MINA, 12 January 2006 — Pilgrims slaughtered over one million sheep, cows and camels in Mina to mark the successful completion of the Haj. An additional 42,000 beasts were slaughtered in Makkah abattoirs as of Wednesday, official sources said.
The Kingdom launched a program for the optimal utilization of the sacrificial meat in 1983. Under the Project for the Utilization of Sacrificial Animals During Haj, managed by the Islamic Development Bank (IDB), pilgrims can purchase coupons and delegate the bank to sacrifice an animal on their behalf. The project is designed to make use of the meat by distributing it to the poor and needy in the Kingdom and abroad.
Most pilgrims who choose not to perform the sacrifice personally purchase the coupons, which cost around SR450 this year. Subsequently, they never experience the hassle of slaughtering and distributing millions of animals on their behalf.
This year the IDB sold 700,000 sacrificial coupons. It purchased 650,000 sheep, and a large number of camels and cows. Slaughtering this many animals over three days is an awesome task that requires highly sophisticated facilities and substantial resources. In 2001, Saudi Arabia built the world’s biggest slaughterhouse in Mina at a cost SR470 million ($125 million). This correspondent toured the huge complex on Wednesday and witnessed the arrival of animals in large numbers, their slaughtering and processing of the carcasses.
This state-of-the-art facility sprawling over a 500,000 square-meter area can slaughter 200,000 sheep a day utilizing some 10,000 workers. They work in two 12-hours shifts.
Ameen Idrees, a mechanical supervisor who has been working at the abattoir for the last four years, said there was a wrong perception among people who have not visited the slaughterhouse that “the slaughtering is done by machines. As a matter of fact it is done manually by the employees conforming to all Islamic requirements.”
The animals are brought one by one to the floor of the slaughterhouse from an adjacent facility. The floor is a lattice of steel that allows the blood to drain through. After the animal is slaughtered there by knife, the carcass is hooked to a conveyer that takes it to the upper floor where they are skinned, disemboweled and vitals removed and thrown into designated baskets linked to another chain.
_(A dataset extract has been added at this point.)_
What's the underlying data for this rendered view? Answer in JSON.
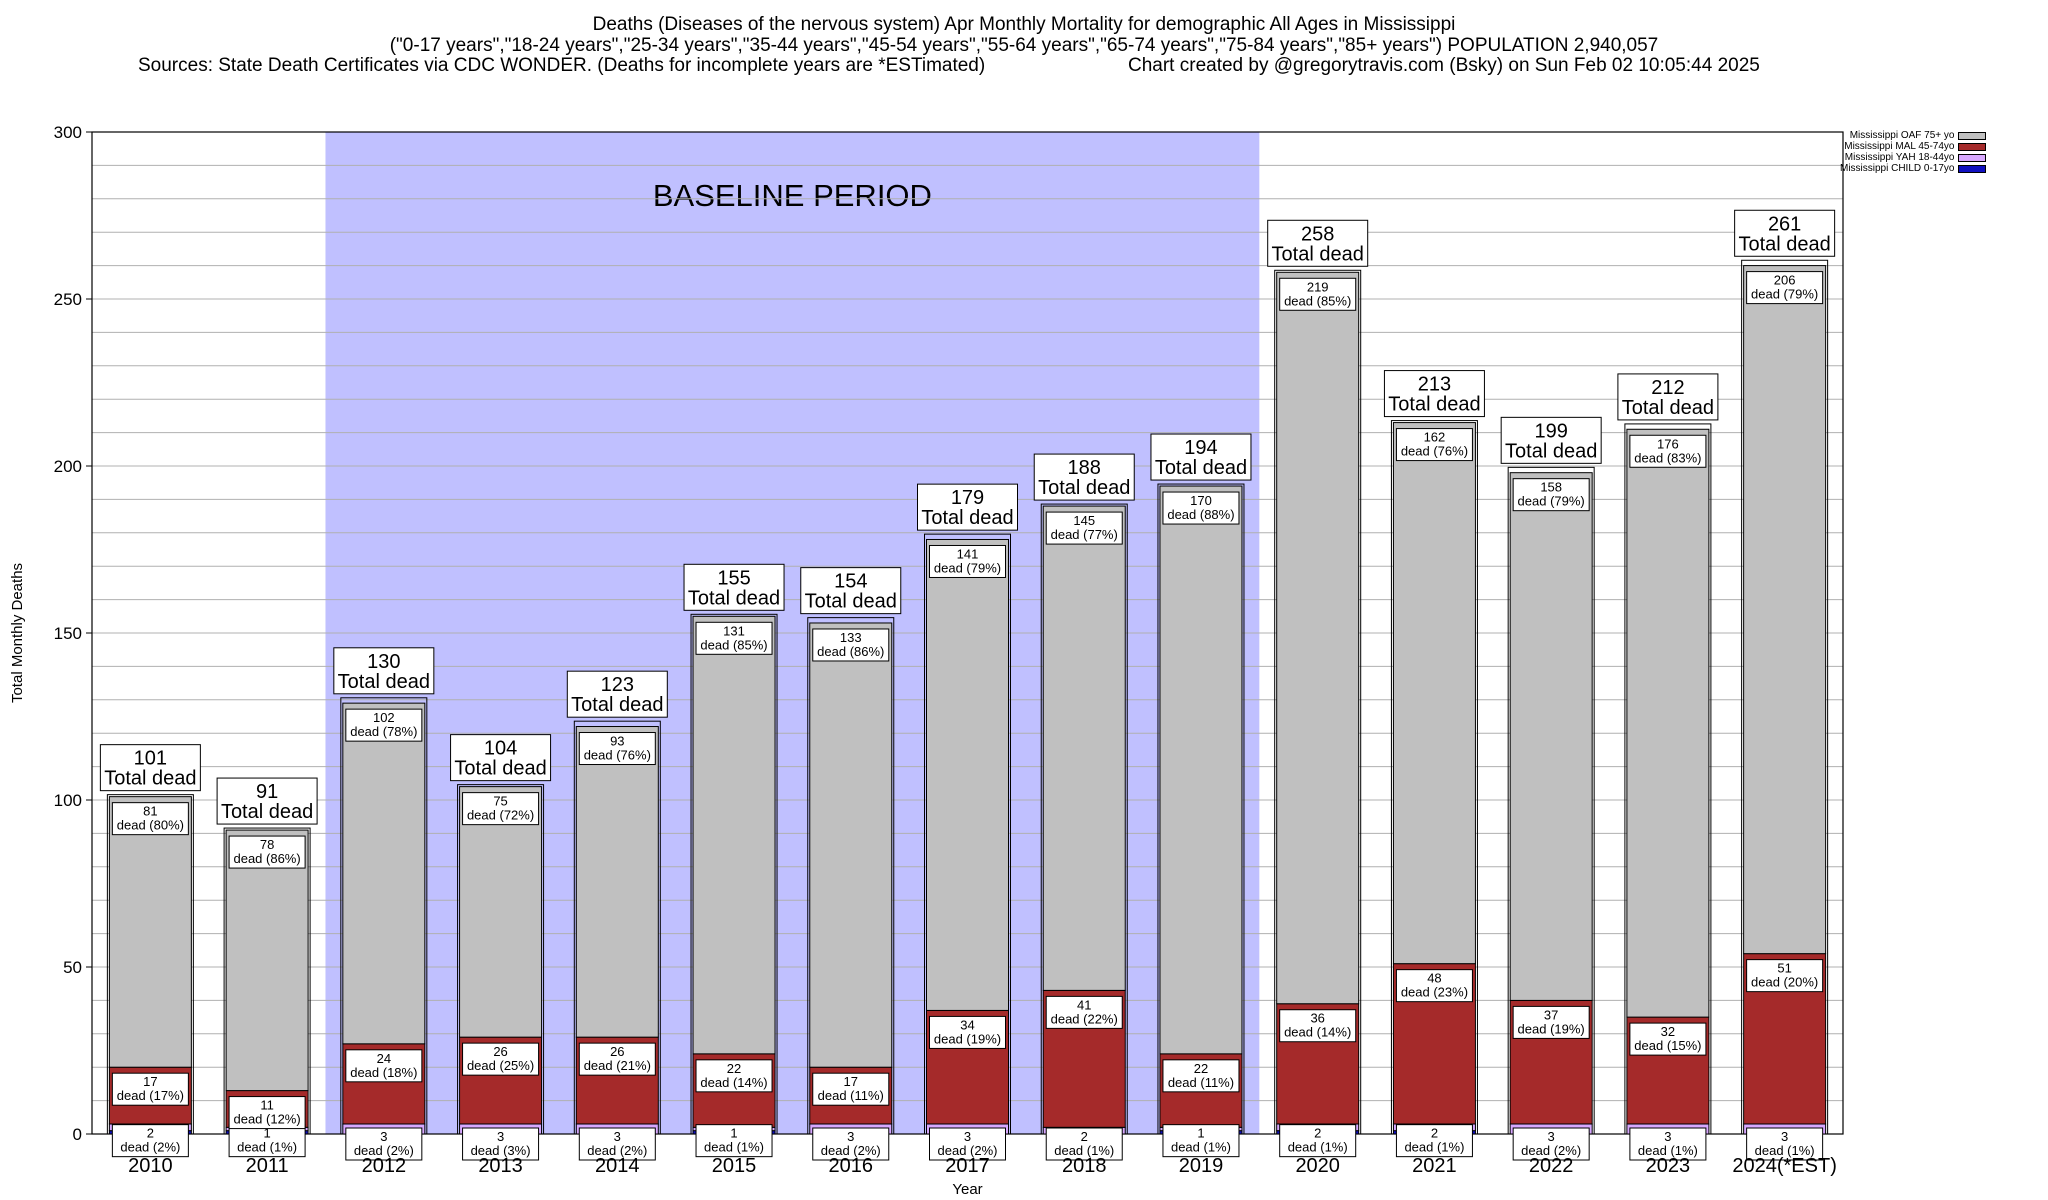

Refuse is sent directly to dumping trucks parked outside, said Jamal Moussa, a Sudanese worker at the slaughterhouse.
After cleaning, sheep carcasses are cut up into quarters while camels and cows are cut up into suitable parts and then distributed through the distribution channels in Mina and Makkah, Idrees said.
“An amount of sacrificial meat is sent to a charity in Makkah, where it is cooked for feeding pilgrims. Meat is delivered to various charity organizations in Makkah and Madinah as well as other Saudi cities for distribution among the poor and the needy. Excess sacrificial meat is transported, either by land, sea or air to Muslim countries for distribution among the poor,” Idrees said.
Outside the slaughterhouse the scene was entirely different. Some came to offer the sacrifice personally. Others came from nearby cities of Makkah, Jeddah and Taif to collect sacrificial meat.
There were still others who came to buy cheap meat from a large number of Africans who were selling carcasses they received as “sadaqa” from the pilgrims.